VMWare Server 2.0

Now that the time has come to upgrade shion‘s hardware, and now that I’m running a x86 based platform (well, it’s the 64 bit server install of Ubuntu Gutsy), I guessed it was time to have a look at my current bittorrent solution.

Of all the torrent clients out there, so far, I had the most painless experience with uTorrent: Acceptable download speeds, a very nice web interface and a nice looking user interface. The only drawback is that it requires Windows to run and I had no constant-running Windows-PC at home.

In fact, I didn’t even have a Windows-PC at all. VMWare Fusion came to the rescue as it allowed me to install Windows on a virtual machine and run that on my main mac at home. I chose fusion as opposed to parallels because I always knew that I was going to update shion sooner or later, so I wanted the portability of the VMWare virtual machines (they run everywhere VMWare runs on – no conversion, no nothing).

And now that I did replace shion, I’ve installed the latest beta version of VMWare Server 2.0 and moved the virtual machine over to the newly born shion 2.0 which means that I now have a constantly running “Windows-PC” at home.

The move was painless as expected, but the whole process of installing VMWare server or the web interface was not as painless. VMWare Server feels exactly like every other proprietary Unix application I ever had to deal with. Problems with shared libraries (PAM, Gentoo, 32bit emulation and vmware server 1.0 is pure hell), problems with init-scripts not working, problems with incomprehensible error messages, you name it.

And once I actually got the thing to run, the first thing I had to do was to configure a whole bunch of iptables-rules because it seems impossible to bind all the 7 ports the web interface opens to localhost only (shion also is my access router, so I certainly don’t want the vmware-stuff exposed on eth1).

And actually using the web interface means forwarding all the 7 ports. In VMWare Server 1, it sufficed to forward the one port the console application used.

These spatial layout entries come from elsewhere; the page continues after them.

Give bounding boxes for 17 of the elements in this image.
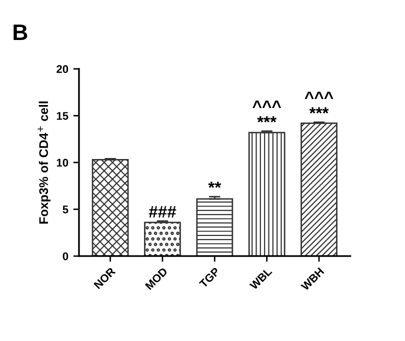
y-tick-label: 15	[56, 112, 68, 120]
bar	[92, 158, 129, 256]
bar	[144, 222, 181, 256]
y-tick-label: 5	[62, 206, 68, 214]
y-tick-label: 20	[56, 65, 68, 74]
x-tick-label: TGP	[198, 266, 220, 288]
annotation: **	[208, 182, 222, 188]
y-axis-title: Foxp3% of CD4$^{+}$ cell	[38, 102, 51, 224]
annotation: ###	[148, 206, 176, 218]
annotation: ^^^ ***	[304, 92, 334, 114]
bar	[300, 122, 338, 256]
y-tick-label: 0	[62, 252, 68, 260]
bar	[248, 132, 286, 256]
annotation: ^^^ ***	[252, 100, 282, 122]
bar	[196, 198, 234, 256]
y-tick-label: 10	[56, 158, 68, 167]
text: B	[14, 24, 28, 40]
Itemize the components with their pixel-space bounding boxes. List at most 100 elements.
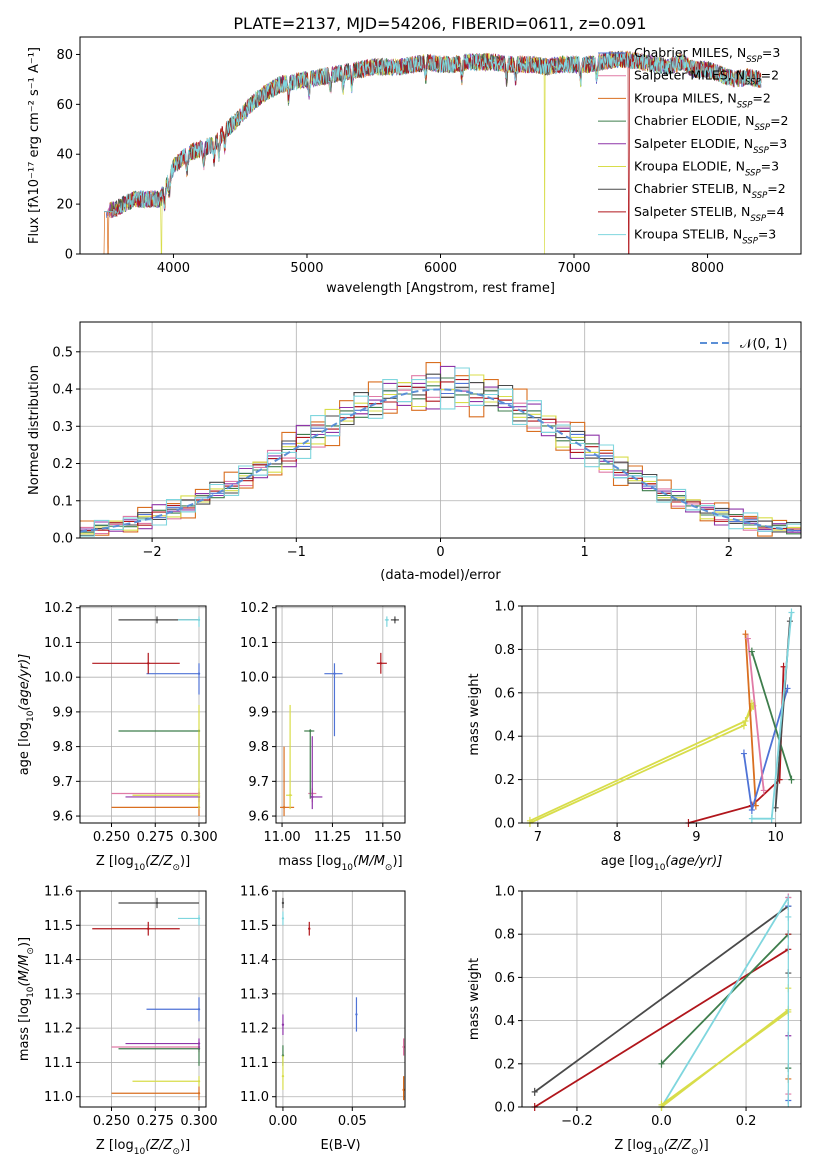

All this to finally end up without a working console access – the browser plugin they use for this seems not to work with Mac OS X and adding all the 7 ports to putty in my client windows VM, frankly, was more complicated than what I could get out of it.

Before this goes final with the expectation of being as useful as version 1 was, they need to give us back a native client and a smaller number of ports to forward.

shion died

After so many years of continued usage, shion (not the character from Xenosaga, my Mac Mini) died.

The few times it’s actually capable of detecting its hard-drive at boot-time, it loses contact to it shortly after loading the kernel. And the hard drive makes an awful kind of noise which is a very good pointer at what’s wrong.

Now, I could probably just replace the hard drive, but that old G4 processor, the 512 Megs of RAM and the two single USB-ports forcing me to cascade hub after hub all are good reasons to upgrade the hardware itself.

And thus, Shion 2.0 was born.

I grabbed an unused Mac Mini from the office and tried installing Ubuntu Gutsy on it, which worked well, but Leopard’s “Startup Disk” preference pane didn’t list the partition I installed Ubuntu on as a bootable partition. Booting Linux via pressing alt during pre-boot worked, but, hey, it’s a server and I don’t have a keyboard ready where shion is going to stand.

So I did it the brute-force way and just installed Ubuntu using the whole drive. It takes a hell of a lot of time for the EFI firmware to start missing the original GUID partition scheme and the original EFI parition, but when it does, it starts GRUB in the MBR partition, so I’m fine.

This does mean that I will be unable to install later firmware upgrades (due to the lack of a working OS X), but at least it means that I can reboot shion when needed without having to grab a keyboard.

This, provided that Domi will be able to solder me a display adaptor making the EFI BIOS emulation think that a display is connected.

All in all, I’m not totally happy with the next generation of shion. Not booting without a display attached, long boot times, non-working bios updates and, especially, no eSATA, but it’s free, so I’ll take it. I guess the old shion just chose a terribly inconvenient time to die.